Still, it’s hard to mind.  The focus here is on Umbreen and Prem getting married, and the difficulties they will face on this unfortunately famous day.  It’s tense in that way that Rosa was, and so many episodes of Doctor Who are not – this is history, the things that happen matter, and real harm could be done here.  It’s here that the episode’s real coup comes about, as we realise the demons of the title are not the ones in the alien makeup.  The truth about the Thijarians is perhaps a little too familiar in Who terms, which is maybe inevitable in a long-running show like that.  Maybe Steven Moffat could have double checked upcoming episodes when he wrote Twice Upon A Time.  Where his glass aliens went around the universe downloading people’s consciousness into a form of technology afterlife, the Thijarians are compelled to be with people when they die alone.  (Which is also an echo of Father’s Day, where the whole reason to travel in time was to grieve for someone on their own.)  I find the latter more affecting and thoughtful anyway, and it’s an intelligent choice to air something like this on Remembrance Day.

As for the demons, they’re more insidious than any Doctor Who monster: ordinary people compelled to do awful things by what they believe.  In truth, I don’t think the episode sells this to the full because there aren’t that many people in it.  Prem’s brother Manish is our spokesman for everyday people twisted by ideology, and the rift between the brothers is heart-breaking, but it’s still a bit odd that we don’t hear from anyone else on the “bad” side, including the pointedly mute group who show up at the end.  I know I’m nit-picking, by the way: the second time especially, this episode packs a genuine punch as a very hurtful form of history exacts its consequences.  Again, like Rosa, there’s nothing the Doctor can do to prevent awful things happening in the past, or at all sometimes.  It’s a tad surprising that we’re going there twice this series, but the episodes do show history from different sides, one a triumph over dark times, the other a survival of them.

Among all this great stuff is the TARDIS team, aka a collection of gooseberries who don’t impact the plot very much.  The Doctor officiates a wedding and otherwise bumbles a bit and thinks a bit; she doesn’t come across as particularly useless and thick for once, and can be forgiven for not guessing about the Thijarians and their change of lifestyle.  The bit where her sonic screwdriver breaks is a bit of a red herring, especially two weeks running.  It’s too much to hope she’s learning to live without it.
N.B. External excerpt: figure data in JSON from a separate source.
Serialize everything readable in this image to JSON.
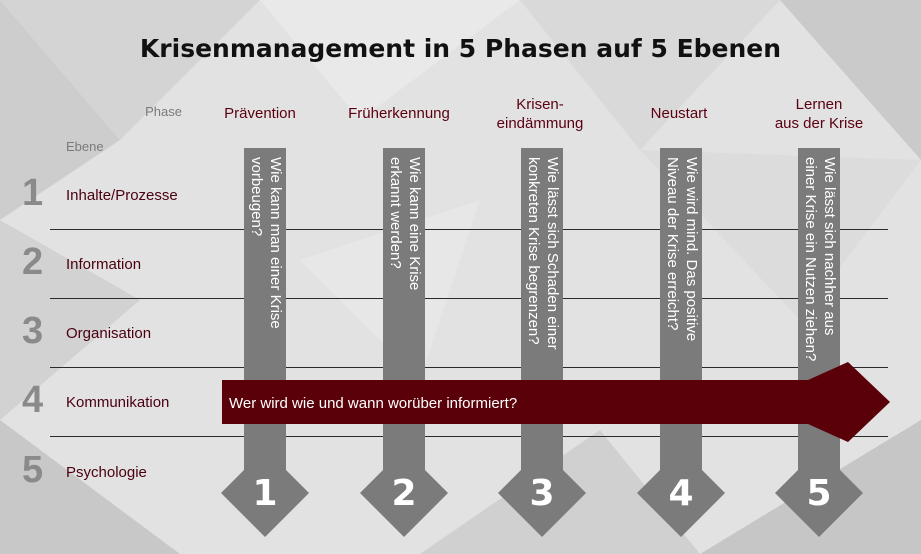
{
  "title": "Krisenmanagement in 5 Phasen auf 5 Ebenen",
  "phase_header": "Phase",
  "level_header": "Ebene",
  "phases": [
    {
      "label_lines": [
        "Prävention"
      ],
      "question_lines": [
        "Wie kann man einer Krise",
        "vorbeugen?"
      ],
      "number": "1"
    },
    {
      "label_lines": [
        "Früherkennung"
      ],
      "question_lines": [
        "Wie kann eine Krise",
        "erkannt werden?"
      ],
      "number": "2"
    },
    {
      "label_lines": [
        "Krisen-",
        "eindämmung"
      ],
      "question_lines": [
        "Wie lässt sich Schaden einer",
        "konkreten Krise begrenzen?"
      ],
      "number": "3"
    },
    {
      "label_lines": [
        "Neustart"
      ],
      "question_lines": [
        "Wie wird  mind. Das positive",
        "Niveau der Krise erreicht?"
      ],
      "number": "4"
    },
    {
      "label_lines": [
        "Lernen",
        "aus der Krise"
      ],
      "question_lines": [
        "Wie lässt sich nachher aus",
        "einer Krise ein Nutzen ziehen?"
      ],
      "number": "5"
    }
  ],
  "levels": [
    {
      "number": "1",
      "label": "Inhalte/Prozesse"
    },
    {
      "number": "2",
      "label": "Information"
    },
    {
      "number": "3",
      "label": "Organisation"
    },
    {
      "number": "4",
      "label": "Kommunikation"
    },
    {
      "number": "5",
      "label": "Psychologie"
    }
  ],
  "communication_text": "Wer wird wie und wann worüber informiert?",
  "colors": {
    "accent": "#5a0008",
    "bar_gray": "#7b7b7b",
    "level_number_gray": "#8a8a8a",
    "label_red": "#5a0010"
  }
}
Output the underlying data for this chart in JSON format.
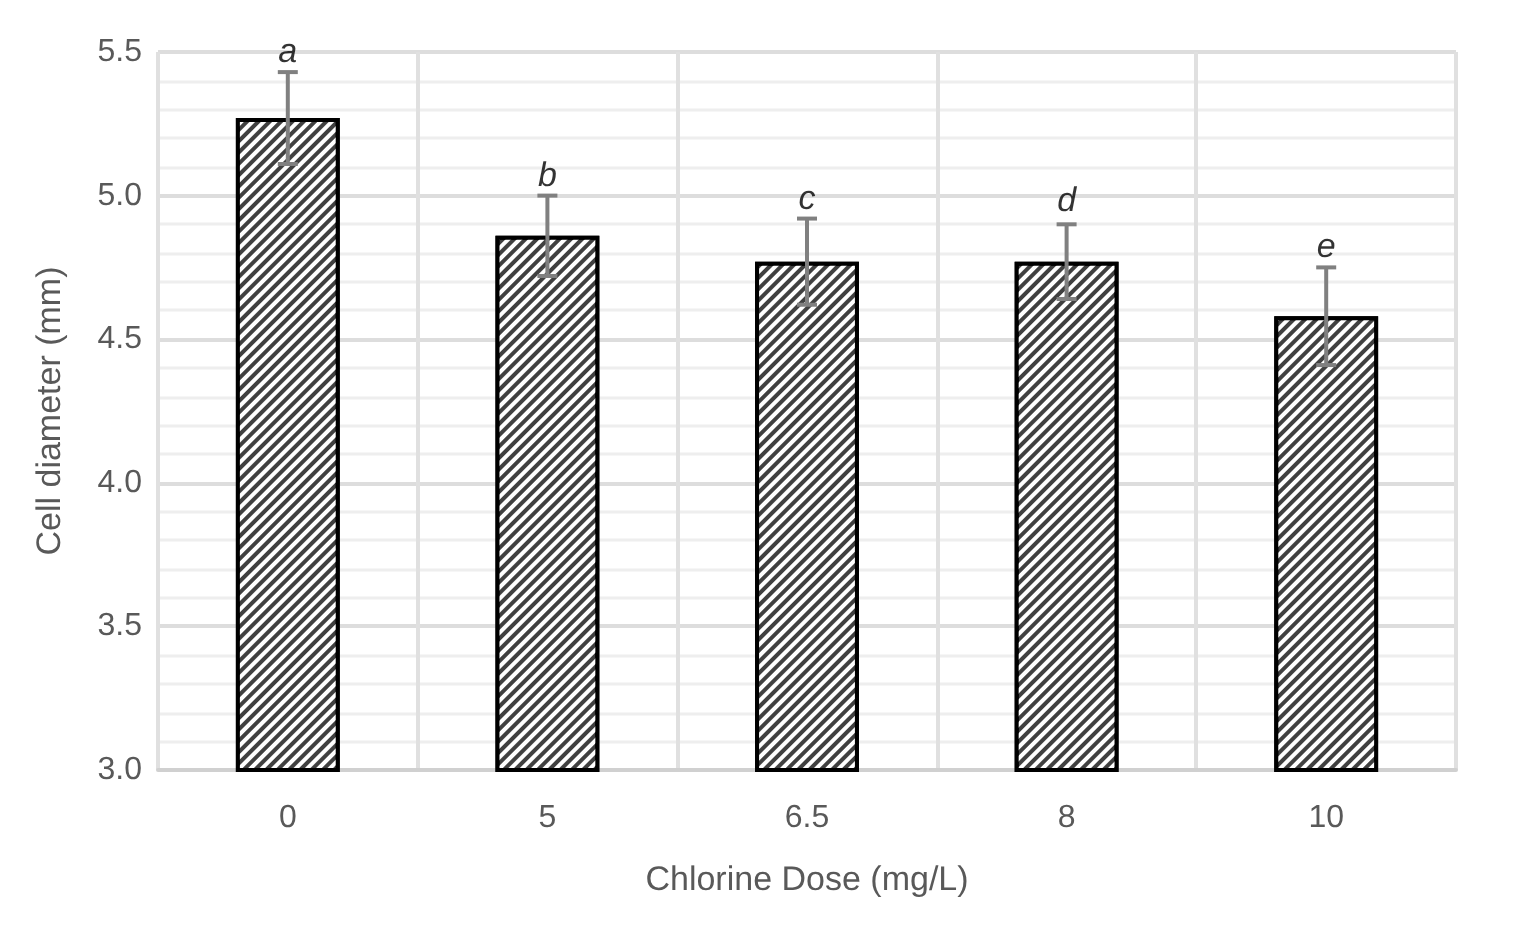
{
  "chart_data": {
    "type": "bar",
    "xlabel": "Chlorine Dose (mg/L)",
    "ylabel": "Cell diameter (mm)",
    "categories": [
      "0",
      "5",
      "6.5",
      "8",
      "10"
    ],
    "values": [
      5.27,
      4.86,
      4.77,
      4.77,
      4.58
    ],
    "errors": [
      0.16,
      0.14,
      0.15,
      0.13,
      0.17
    ],
    "color": "#404040",
    "ylim": [
      3,
      5.5
    ],
    "yticks": [
      {
        "value": 3,
        "label": "3.0"
      },
      {
        "value": 3.5,
        "label": "3.5"
      },
      {
        "value": 4,
        "label": "4.0"
      },
      {
        "value": 4.5,
        "label": "4.5"
      },
      {
        "value": 5,
        "label": "5.0"
      },
      {
        "value": 5.5,
        "label": "5.5"
      }
    ],
    "grid": true,
    "annotations": [
      {
        "text": "a",
        "x": "0",
        "y": 5.43
      },
      {
        "text": "b",
        "x": "5",
        "y": 5.0
      },
      {
        "text": "c",
        "x": "6.5",
        "y": 4.92
      },
      {
        "text": "d",
        "x": "8",
        "y": 4.91
      },
      {
        "text": "e",
        "x": "10",
        "y": 4.75
      }
    ]
  }
}
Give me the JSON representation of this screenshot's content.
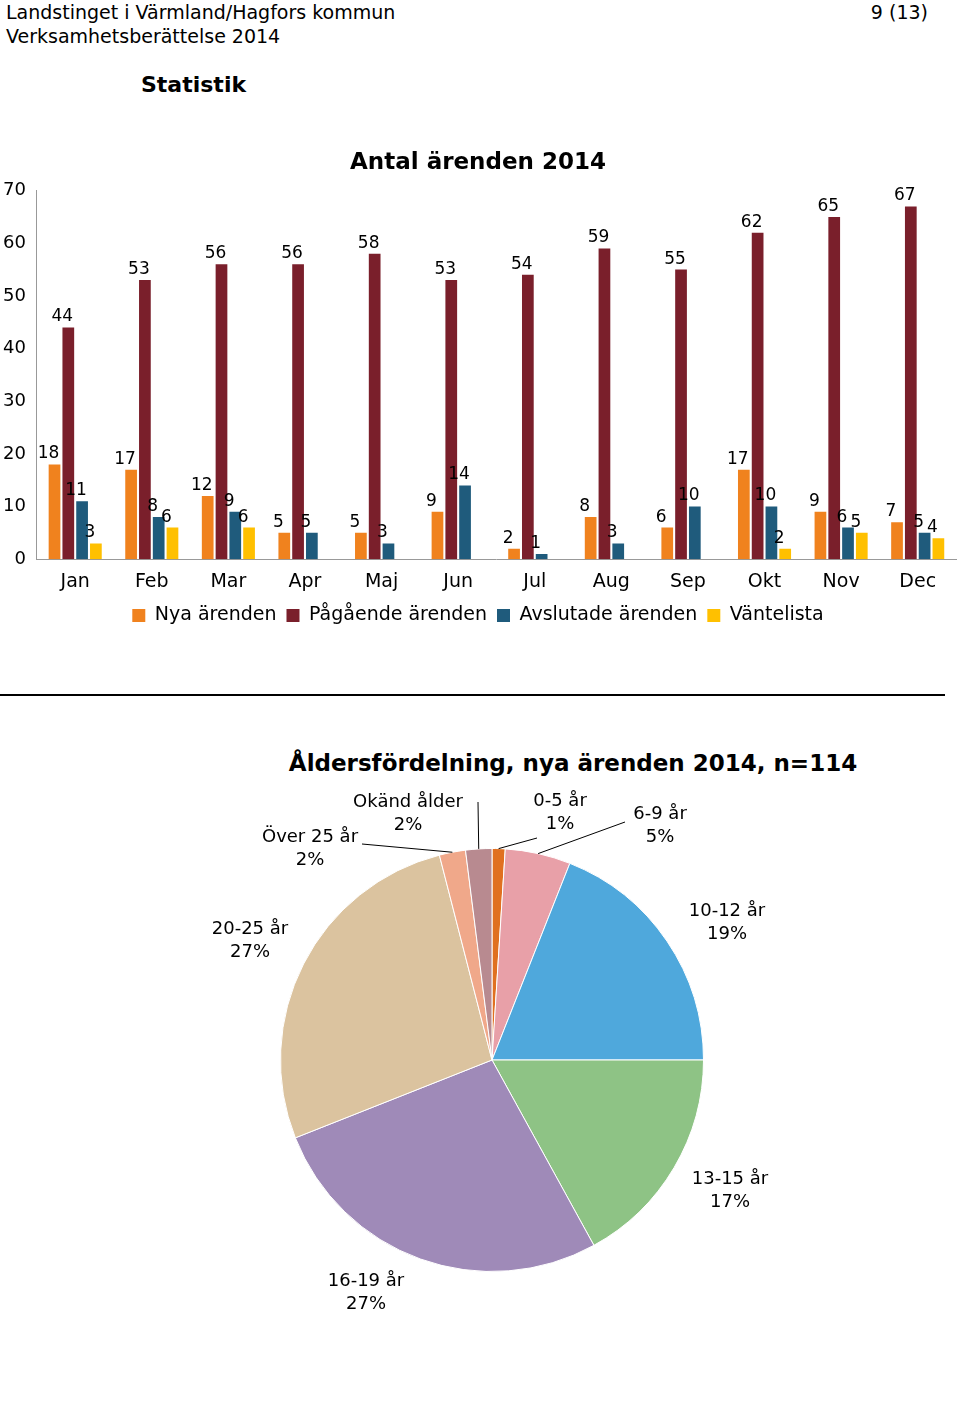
{
  "header": {
    "organization": "Landstinget i Värmland/Hagfors kommun",
    "report": "Verksamhetsberättelse 2014",
    "page": "9 (13)"
  },
  "heading": "Statistik",
  "chart_data": [
    {
      "type": "bar",
      "title": "Antal ärenden 2014",
      "categories": [
        "Jan",
        "Feb",
        "Mar",
        "Apr",
        "Maj",
        "Jun",
        "Jul",
        "Aug",
        "Sep",
        "Okt",
        "Nov",
        "Dec"
      ],
      "series": [
        {
          "name": "Nya ärenden",
          "color": "#f0821e",
          "values": [
            18,
            17,
            12,
            5,
            5,
            9,
            2,
            8,
            6,
            17,
            9,
            7
          ]
        },
        {
          "name": "Pågående ärenden",
          "color": "#7a1f2b",
          "values": [
            44,
            53,
            56,
            56,
            58,
            53,
            54,
            59,
            55,
            62,
            65,
            67
          ]
        },
        {
          "name": "Avslutade ärenden",
          "color": "#1f5b7c",
          "values": [
            11,
            8,
            9,
            5,
            3,
            14,
            1,
            3,
            10,
            10,
            6,
            5
          ]
        },
        {
          "name": "Väntelista",
          "color": "#ffc000",
          "values": [
            3,
            6,
            6,
            null,
            null,
            null,
            null,
            null,
            null,
            2,
            5,
            4
          ]
        }
      ],
      "ylim": [
        0,
        70
      ],
      "yticks": [
        0,
        10,
        20,
        30,
        40,
        50,
        60,
        70
      ],
      "grid": false,
      "legend": "bottom",
      "data_labels": true
    },
    {
      "type": "pie",
      "title": "Åldersfördelning, nya ärenden 2014, n=114",
      "categories": [
        "0-5 år",
        "6-9 år",
        "10-12 år",
        "13-15 år",
        "16-19 år",
        "20-25 år",
        "Över 25 år",
        "Okänd ålder"
      ],
      "values": [
        1,
        5,
        19,
        17,
        27,
        27,
        2,
        2
      ],
      "value_labels": [
        "1%",
        "5%",
        "19%",
        "17%",
        "27%",
        "27%",
        "2%",
        "2%"
      ],
      "colors": [
        "#e07020",
        "#e8a0a8",
        "#4fa8dc",
        "#8ec385",
        "#9f8ab8",
        "#dbc39f",
        "#f0a88a",
        "#b88a90"
      ],
      "data_labels": true
    }
  ]
}
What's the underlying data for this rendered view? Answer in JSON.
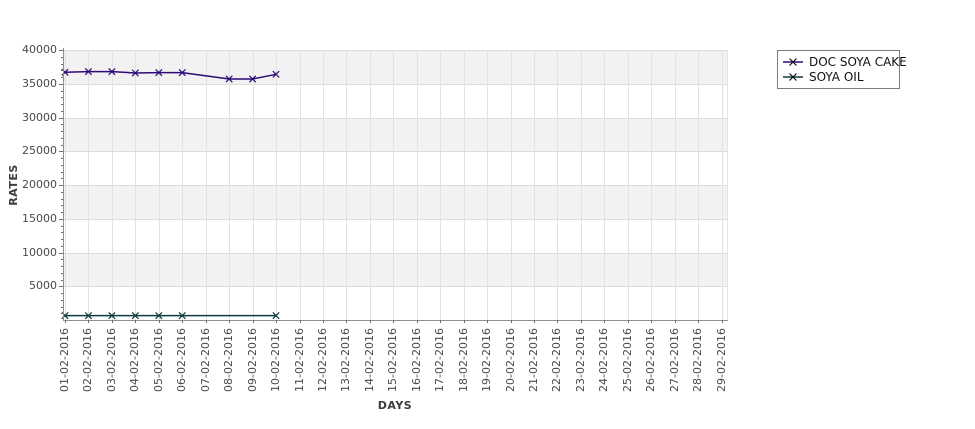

As for Yaz, I’m not sure what she learned that isn’t obvious, and I’m not sure what she needed to learn.  But there’s nothing Vinay Patel can do to cheat character mileage, or make previous episodes set this stuff up the way Russell T Davies did with Rose.  The script does it all very well, it’s just unfortunate that we’re doing this stuff in dribs and drabs whenever a script randomly calls for it.  Demons of the Punjab is ultimately a gift horse episode: get involved in the story of these people, take note of the history, and if it’s not exactly brilliant as an episode about the cast of Doctor Who, well, what is these days.


Quality aside, what kind of person would I be if I didn't mention this line of dialogue:
"You could interfere yourself out of existence."
Ahem.  Maybe take another pass at that?